By applying the 5-steps thinking process,
  1. We would identify that the question requires us to find the volume of the cylinder in terms of r and to identify the corresponding value of h given it has a stationary value.
  2. The objective of the question is related to the understanding of the minimisation and maximisation problems under calculus.
  3. Analyse that the expression quoted in part (i) requires us to understand that h must be presented in terms of r for us to be able to show the final expression. The second part requires the student to be able to understand how it is related to the first part and to be able to use the expression to find the stationary value of V.
  4. Systemic thinking required with the approach of this question through prior practice and understanding of the topic on minima and maxima problems and its applications.
  5. Understanding the objective of the question and its answer will assist to define a more contoured thinking process for handling of future questions.

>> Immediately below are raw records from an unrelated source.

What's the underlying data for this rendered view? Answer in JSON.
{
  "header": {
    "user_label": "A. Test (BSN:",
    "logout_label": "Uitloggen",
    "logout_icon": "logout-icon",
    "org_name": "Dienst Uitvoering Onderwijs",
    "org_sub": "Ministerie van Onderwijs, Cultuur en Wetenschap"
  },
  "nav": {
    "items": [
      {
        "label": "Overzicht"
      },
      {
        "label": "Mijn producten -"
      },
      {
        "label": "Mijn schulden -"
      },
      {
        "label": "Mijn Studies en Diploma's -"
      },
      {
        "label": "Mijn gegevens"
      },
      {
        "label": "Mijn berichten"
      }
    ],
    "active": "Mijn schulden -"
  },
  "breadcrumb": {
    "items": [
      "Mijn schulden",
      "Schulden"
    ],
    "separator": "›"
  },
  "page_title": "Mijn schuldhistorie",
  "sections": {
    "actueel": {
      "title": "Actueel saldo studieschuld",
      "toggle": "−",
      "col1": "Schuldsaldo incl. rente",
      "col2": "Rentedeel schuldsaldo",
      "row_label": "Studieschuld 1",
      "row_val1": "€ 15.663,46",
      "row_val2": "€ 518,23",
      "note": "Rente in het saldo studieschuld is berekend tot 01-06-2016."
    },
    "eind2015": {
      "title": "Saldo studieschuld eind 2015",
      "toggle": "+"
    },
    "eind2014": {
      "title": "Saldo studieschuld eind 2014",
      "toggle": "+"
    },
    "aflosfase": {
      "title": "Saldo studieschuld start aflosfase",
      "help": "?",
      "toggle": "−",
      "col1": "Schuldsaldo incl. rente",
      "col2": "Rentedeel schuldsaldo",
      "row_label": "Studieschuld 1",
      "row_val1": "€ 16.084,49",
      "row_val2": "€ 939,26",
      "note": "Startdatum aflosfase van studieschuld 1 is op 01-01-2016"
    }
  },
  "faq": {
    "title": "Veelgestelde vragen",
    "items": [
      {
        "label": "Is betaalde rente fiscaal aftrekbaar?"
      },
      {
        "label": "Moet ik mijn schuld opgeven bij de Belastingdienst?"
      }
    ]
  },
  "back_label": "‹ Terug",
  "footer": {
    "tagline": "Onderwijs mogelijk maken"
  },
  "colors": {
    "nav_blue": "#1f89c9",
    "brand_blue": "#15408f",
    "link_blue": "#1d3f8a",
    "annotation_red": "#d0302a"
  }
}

Where necessary, the thinking process often boils down to how we can relate variables in such questions to having only 2 variables (O level maths) in an equation before differentiation is carried out.

For students who are taught here, the way to assist them in their thinking process was to zoom in on the expression wanted in part (i) where we rely on the fundamental of finding the volume of the cylinder [V = 𝜋𝑟²ℎ] and we can analyse that ℎ=150−2𝑟−2𝜋𝑟 naturally. Students will also find such skills useful in deriving the expression and gain confidence and assurance as they go through the question looking for specific figures such as “three pieces of adhesive tape” and “total length of tape is 300 cm”.

The same thinking process can also be easily applied to every other chapter in maths. It then becomes a matter of practice of the thinking process.